Italy cruise ship hero among populist party hopefuls
The man hailed a hero in Italy after ordering the captain of a stricken cruise ship to return aboard was on Thursday one of the anti-establishment Five Star Movement's parliamentary hopefuls.
Livorno port official Gregorio De Falco shot to fame for his orders to Francesco Schettino after the captain abandoned the Costa Concordia, which sank off Italy in 2012 in a disaster that killed 32 people.
Thousands of Italians have put themselves forward to run for the populist Five Stars (M5S) at the general election in March, according to Italian media reports, with De Falco the best known.
The movement's site crashed repeatedly Wednesday as the deadline fell. Candidates will be selected in an online vote.
De Falco, 51, hopes to be picked to run for a seat in the Senate, the Corriere della Sera daily said.
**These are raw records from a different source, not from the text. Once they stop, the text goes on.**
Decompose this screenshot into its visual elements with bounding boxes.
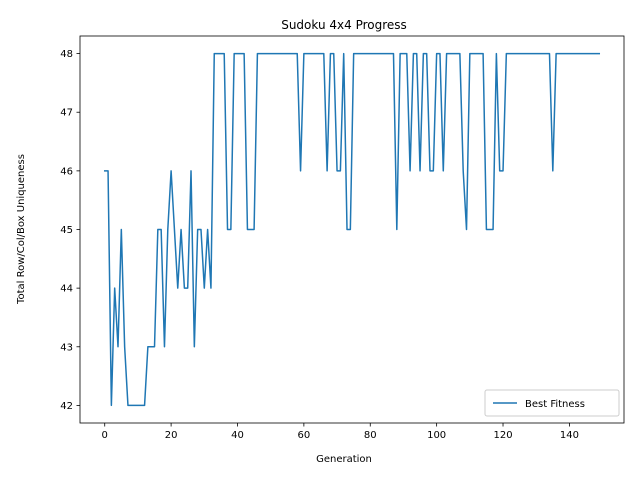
x-axis: 0 20 40 60 80 100 120 140 xyxy=(102,423,579,441)
x-tick-label: 60 xyxy=(298,430,311,441)
legend-box xyxy=(484,389,620,417)
y-tick-label: 47 xyxy=(60,108,73,119)
y-tick-label: 48 xyxy=(60,49,73,60)
y-tick-label: 42 xyxy=(60,401,73,412)
series-line-0 xyxy=(103,52,601,407)
legend: Best Fitness xyxy=(484,389,620,417)
y-tick-label: 43 xyxy=(60,342,73,353)
chart-title: Sudoku 4x4 Progress xyxy=(281,18,407,32)
x-axis-label: Generation xyxy=(316,454,372,465)
x-tick-label: 20 xyxy=(165,430,178,441)
x-tick-label: 120 xyxy=(493,430,512,441)
y-tick-label: 44 xyxy=(60,284,73,295)
y-tick-label: 45 xyxy=(60,225,73,236)
y-tick-label: 46 xyxy=(60,166,73,177)
y-axis-label: Total Row/Col/Box Uniqueness xyxy=(16,154,27,305)
x-tick-label: 80 xyxy=(364,430,377,441)
y-axis: 42 43 44 45 46 47 48 xyxy=(60,49,80,412)
legend-label: Best Fitness xyxy=(525,399,585,410)
x-tick-label: 100 xyxy=(427,430,446,441)
x-tick-label: 140 xyxy=(560,430,579,441)
x-tick-label: 40 xyxy=(231,430,244,441)
x-tick-label: 0 xyxy=(102,430,108,441)
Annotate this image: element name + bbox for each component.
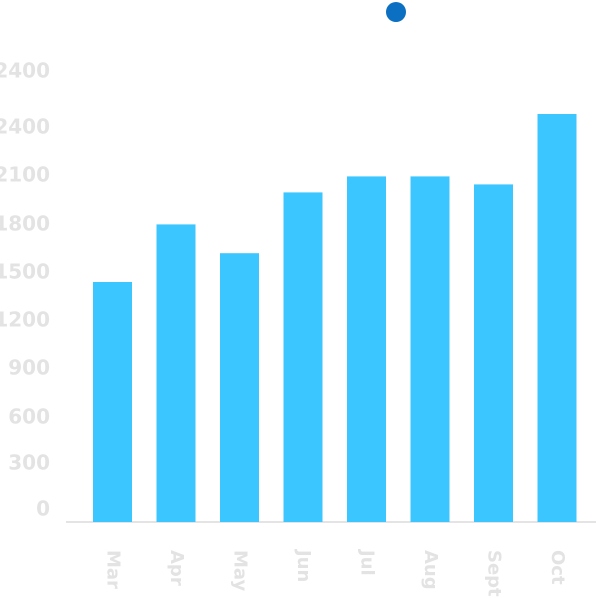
x-tick-label: May: [230, 550, 251, 592]
x-tick-label: Aug: [420, 550, 441, 590]
y-tick-label: 600: [8, 405, 50, 429]
y-tick-label: 2100: [0, 163, 50, 187]
bar-sept[interactable]: [474, 184, 513, 522]
y-tick-label: 1500: [0, 260, 50, 284]
y-axis-ticks: 0 300 600 900 1200 1500 1800 2100 2400 2400: [0, 59, 50, 521]
y-tick-label: 900: [8, 356, 50, 380]
x-tick-label: Mar: [103, 550, 124, 589]
y-tick-label: 2400: [0, 115, 50, 139]
bar-jul[interactable]: [347, 176, 386, 522]
x-tick-label: Oct: [547, 550, 568, 585]
x-tick-label: Jul: [357, 548, 378, 576]
y-tick-label: 0: [36, 497, 50, 521]
y-tick-label: 300: [8, 451, 50, 475]
bar-jun[interactable]: [283, 192, 323, 522]
x-tick-label: Sept: [484, 550, 505, 597]
legend-marker[interactable]: [386, 2, 406, 22]
x-tick-label: Apr: [166, 550, 187, 586]
bar-mar[interactable]: [93, 282, 132, 522]
bar-aug[interactable]: [410, 176, 450, 522]
x-axis-ticks: Mar Apr May Jun Jul Aug Sept Oct: [103, 548, 569, 597]
y-tick-label: 2400: [0, 59, 50, 83]
bar-apr[interactable]: [156, 224, 196, 522]
bars: [93, 114, 577, 522]
y-tick-label: 1800: [0, 212, 50, 236]
bar-may[interactable]: [220, 253, 259, 522]
bar-oct[interactable]: [537, 114, 577, 522]
y-tick-label: 1200: [0, 308, 50, 332]
x-tick-label: Jun: [293, 548, 314, 582]
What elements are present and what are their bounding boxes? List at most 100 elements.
Schettino, dubbed "Captain Coward" by the media for abandoning ship, spent most of the evacuation on a rock as terrified passengers threw themselves off the tilting liner at night after it hit an outcrop off the island of Giglio.
A telephone call transcript later emerged of De Falco demanding the captain return to ship.
When Schettino resists, De Falco warns: "You may have managed to save yourself but there, it will really go badly... I will create a lot of trouble for you. Get on board, for fuck's sake!"
"But do you realise that it is dark and we can't see anything?" Schettino asks, leaving an incredulous De Falco to wonder: "What do you want to do, Schettino? Go home? It is dark so you want to go home?"
The conversation was seen in Italy as an allegory of the country's "two souls"; on one side the "hair-creamed godfather used to breaking the rules", on the other the military hero with rigorous ethics.
The movement did not confirm the number of aspiring M5S candidates, but Italian dailies estimated that between 2,000 and 10,000 people had uploaded bids to run.
The latest polls show the M5S pocketing some 28 percent of the vote, ahead of the ruling centre-left Democratic Party on 25 percent.
While the centre-right parties -- including former prime minister Silvio Berlusconi's Go Italy -- lag behind individually, they are expected to form a coalition which would hand them over 35 percent of the vote.